LETTERS: Contractual law options to weather Covid-19


Eldoret residents wearing face masks. PHOTO | JARED NYATAYA

The world has over the years witnessed a wide range of examples of powerful forces, natural and man-made, which often have an unavoidable long-lasting and dramatic effect on the commercial landscape. We have seen tsunamis, earthquakes, revolutions and civil wars make headlines, which are often followed by economic crises.

Today, let's consider some of the legal implications on commercial contracts such as force majeure and frustration arising from negative world crises. Force Majeure has its origins in Roman law under the name “vis major” or “vis divina” where unforeseeable and irresistible events relieved a party from responsibility for non-performance of contractual obligations. The doctrine was then adopted by civil law countries.

The Black’s Law Dictionary defines “force majeure” as “An event or effect that can be neither anticipated nor controlled. The term includes both acts of nature (e.g. floods and hurricanes)”.

A further definition is given of an “Act of God” as being “ An overwhelming, unpreventable event caused by forces of nature such as an earthquake, flood or tornado… the effect of which could not be prevented or avoided by the exercise of due care of foresight.”

Events that result from natural phenomena (for example, flooding, strong winds or ice storms) as well as acts due to human intervention such as third-party actions (for example, strikes, wars, acts of terrorism, embargoes or rebellions) are some of the occurrences that would qualify as force majeure. The list of these events is inexhaustible, so let us look at the characteristics of a force majeure event.

According to case law, to constitute force majeure, an event must be both unforeseeable and irresistible. Unforeseeability means that the party claiming “force majeure” did not foresee it neither could he/she be reasonably expected to foresee the same. It is also expected that such a party's efforts to tackle the event must be useless or futile.

Further, the impossibility of a reasonable party to have taken reasonable measures to avoid the occurrence of the event is an additional requirement. Irresistibility means that the harm-causing event must render absolutely impossible the performance of the debtor's obligations.

If performance becomes more onerous, perilous or difficult, the irresistibility element of the force majeure concept is not met.

The doctrine of frustration is said to be the common law equivalent of the civil law force majeure doctrine in the area of contracts.

Following leading English cases, common law courts have concluded that frustration takes place when a supervening event, which occurs without the fault of either contracting party, so significantly changes the nature of the parties' rights or obligations that it would be unjust to hold them to the contract's literal stipulations in the new circumstances.

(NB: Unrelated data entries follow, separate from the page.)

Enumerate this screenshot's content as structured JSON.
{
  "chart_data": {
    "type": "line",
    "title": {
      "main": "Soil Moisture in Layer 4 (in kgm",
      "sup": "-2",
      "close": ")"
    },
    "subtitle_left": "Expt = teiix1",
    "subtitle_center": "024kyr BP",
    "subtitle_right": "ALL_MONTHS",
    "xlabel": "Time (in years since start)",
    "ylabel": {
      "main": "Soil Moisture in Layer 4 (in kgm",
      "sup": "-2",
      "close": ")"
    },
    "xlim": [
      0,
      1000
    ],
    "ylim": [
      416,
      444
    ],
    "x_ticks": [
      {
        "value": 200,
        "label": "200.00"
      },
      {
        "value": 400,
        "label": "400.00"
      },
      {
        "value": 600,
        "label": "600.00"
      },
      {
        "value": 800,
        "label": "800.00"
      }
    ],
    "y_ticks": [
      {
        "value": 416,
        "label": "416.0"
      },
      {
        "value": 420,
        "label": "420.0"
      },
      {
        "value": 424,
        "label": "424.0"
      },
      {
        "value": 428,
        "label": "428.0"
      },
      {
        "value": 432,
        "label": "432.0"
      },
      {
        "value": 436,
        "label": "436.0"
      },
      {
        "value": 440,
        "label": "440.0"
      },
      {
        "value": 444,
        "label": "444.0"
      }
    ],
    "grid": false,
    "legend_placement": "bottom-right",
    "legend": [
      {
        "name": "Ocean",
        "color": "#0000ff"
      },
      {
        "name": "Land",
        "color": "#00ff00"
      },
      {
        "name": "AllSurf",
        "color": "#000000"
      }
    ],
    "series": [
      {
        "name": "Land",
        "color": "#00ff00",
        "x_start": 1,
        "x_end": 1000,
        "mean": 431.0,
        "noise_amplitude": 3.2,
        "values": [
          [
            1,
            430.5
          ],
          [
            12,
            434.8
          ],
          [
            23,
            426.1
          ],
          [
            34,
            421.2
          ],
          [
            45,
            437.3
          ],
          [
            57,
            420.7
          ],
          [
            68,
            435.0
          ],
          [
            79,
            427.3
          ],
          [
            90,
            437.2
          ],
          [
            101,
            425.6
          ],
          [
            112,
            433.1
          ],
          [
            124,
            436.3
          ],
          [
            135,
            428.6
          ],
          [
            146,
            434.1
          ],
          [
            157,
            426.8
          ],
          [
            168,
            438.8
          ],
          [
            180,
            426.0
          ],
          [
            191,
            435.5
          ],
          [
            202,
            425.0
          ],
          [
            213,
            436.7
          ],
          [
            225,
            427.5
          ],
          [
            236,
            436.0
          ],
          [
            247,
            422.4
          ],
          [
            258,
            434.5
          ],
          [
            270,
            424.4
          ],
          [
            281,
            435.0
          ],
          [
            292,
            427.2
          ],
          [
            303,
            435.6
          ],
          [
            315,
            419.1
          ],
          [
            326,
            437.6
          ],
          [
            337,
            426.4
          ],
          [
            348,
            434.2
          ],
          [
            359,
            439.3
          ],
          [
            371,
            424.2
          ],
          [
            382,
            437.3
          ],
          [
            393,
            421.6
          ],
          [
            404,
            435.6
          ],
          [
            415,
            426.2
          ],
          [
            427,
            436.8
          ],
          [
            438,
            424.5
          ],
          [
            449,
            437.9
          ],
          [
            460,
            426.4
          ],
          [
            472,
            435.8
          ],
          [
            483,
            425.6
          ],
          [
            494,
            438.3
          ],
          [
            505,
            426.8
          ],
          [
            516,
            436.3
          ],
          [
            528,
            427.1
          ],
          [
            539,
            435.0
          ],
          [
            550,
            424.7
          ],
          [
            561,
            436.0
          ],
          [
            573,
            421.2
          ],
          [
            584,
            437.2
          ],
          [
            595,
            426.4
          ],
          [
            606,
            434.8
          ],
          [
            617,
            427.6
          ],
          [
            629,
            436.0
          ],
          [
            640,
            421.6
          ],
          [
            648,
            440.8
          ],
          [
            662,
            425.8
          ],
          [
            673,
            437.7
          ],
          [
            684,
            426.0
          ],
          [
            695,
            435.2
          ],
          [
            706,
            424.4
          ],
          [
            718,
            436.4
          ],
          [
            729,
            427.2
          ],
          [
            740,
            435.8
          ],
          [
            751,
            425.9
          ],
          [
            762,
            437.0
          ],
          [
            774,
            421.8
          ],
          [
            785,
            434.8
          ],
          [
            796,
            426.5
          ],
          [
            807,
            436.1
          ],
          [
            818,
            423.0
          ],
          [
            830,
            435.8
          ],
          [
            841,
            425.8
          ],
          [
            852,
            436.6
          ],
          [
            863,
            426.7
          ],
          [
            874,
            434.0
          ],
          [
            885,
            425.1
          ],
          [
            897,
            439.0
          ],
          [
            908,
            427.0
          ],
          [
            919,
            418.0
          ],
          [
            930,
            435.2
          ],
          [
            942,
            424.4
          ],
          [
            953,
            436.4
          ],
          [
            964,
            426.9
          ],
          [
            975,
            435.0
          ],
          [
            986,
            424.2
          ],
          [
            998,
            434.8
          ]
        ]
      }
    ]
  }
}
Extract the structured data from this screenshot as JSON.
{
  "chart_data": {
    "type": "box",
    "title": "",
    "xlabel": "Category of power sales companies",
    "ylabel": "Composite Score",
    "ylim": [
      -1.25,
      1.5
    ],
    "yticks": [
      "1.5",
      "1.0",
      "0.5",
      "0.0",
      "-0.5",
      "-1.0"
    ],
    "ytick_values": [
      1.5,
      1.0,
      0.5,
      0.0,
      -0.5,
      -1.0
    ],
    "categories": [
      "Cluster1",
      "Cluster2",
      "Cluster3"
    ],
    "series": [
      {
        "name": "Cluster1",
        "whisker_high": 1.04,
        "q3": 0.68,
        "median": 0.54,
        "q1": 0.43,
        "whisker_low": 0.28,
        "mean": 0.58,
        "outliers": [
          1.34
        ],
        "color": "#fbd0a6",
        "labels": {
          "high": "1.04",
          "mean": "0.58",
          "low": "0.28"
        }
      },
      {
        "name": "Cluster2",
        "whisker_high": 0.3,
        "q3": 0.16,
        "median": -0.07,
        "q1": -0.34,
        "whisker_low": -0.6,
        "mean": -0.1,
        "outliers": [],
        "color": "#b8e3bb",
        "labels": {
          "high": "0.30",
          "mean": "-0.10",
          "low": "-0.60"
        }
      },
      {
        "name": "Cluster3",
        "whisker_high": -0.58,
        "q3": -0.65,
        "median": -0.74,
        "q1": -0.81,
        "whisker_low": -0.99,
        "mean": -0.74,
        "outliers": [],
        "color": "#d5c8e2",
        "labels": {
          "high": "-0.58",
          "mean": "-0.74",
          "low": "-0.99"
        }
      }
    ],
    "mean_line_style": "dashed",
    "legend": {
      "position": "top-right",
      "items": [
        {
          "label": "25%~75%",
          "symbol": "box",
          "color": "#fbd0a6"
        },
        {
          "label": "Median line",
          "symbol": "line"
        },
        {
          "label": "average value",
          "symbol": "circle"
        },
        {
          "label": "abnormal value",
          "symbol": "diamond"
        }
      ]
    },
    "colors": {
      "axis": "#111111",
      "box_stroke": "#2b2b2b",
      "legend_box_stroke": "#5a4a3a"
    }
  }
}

The criteria used to satisfy the test of the doctrine of frustration include that: (i) the event in question must have occurred after the formation of the contract and cannot be self-induced; (ii) the contract must, as a result, be totally different from what the parties had intended.

This difference must take into account the distinction between complete fruitlessness and mere inconvenience; (iii) the disruption must be permanent, not temporary or transient. The change must totally affect the nature, meaning, purpose, effect and consequences of the contract so far as concerns either or both parties; and (iv) the act or event that brought about such significant change must not have been foreseeable.

Impossibility of performance is a key factor in determining whether a contract has been frustrated. Impossibility has been linked to cases of physical impossibility (for example, where the subject matter of the contract has been lost or destroyed), supervening illegality, death or sickness of a contracting party in a personal services contract, land transactions (for example, sales or leases of property) and even delays in contractual performance due to natural phenomena or acts of third parties for example, wars, government regulations, strikes.

There is a striking resemblance between the civil law doctrine of force majeure and the common law doctrine of frustration as has been covered above. A typical force majeure clause in a contract should spell out specific events that would meet the ‘force majeure’ characteristics discussed earlier.

Mueni Kalola, Commercial Law Advocate.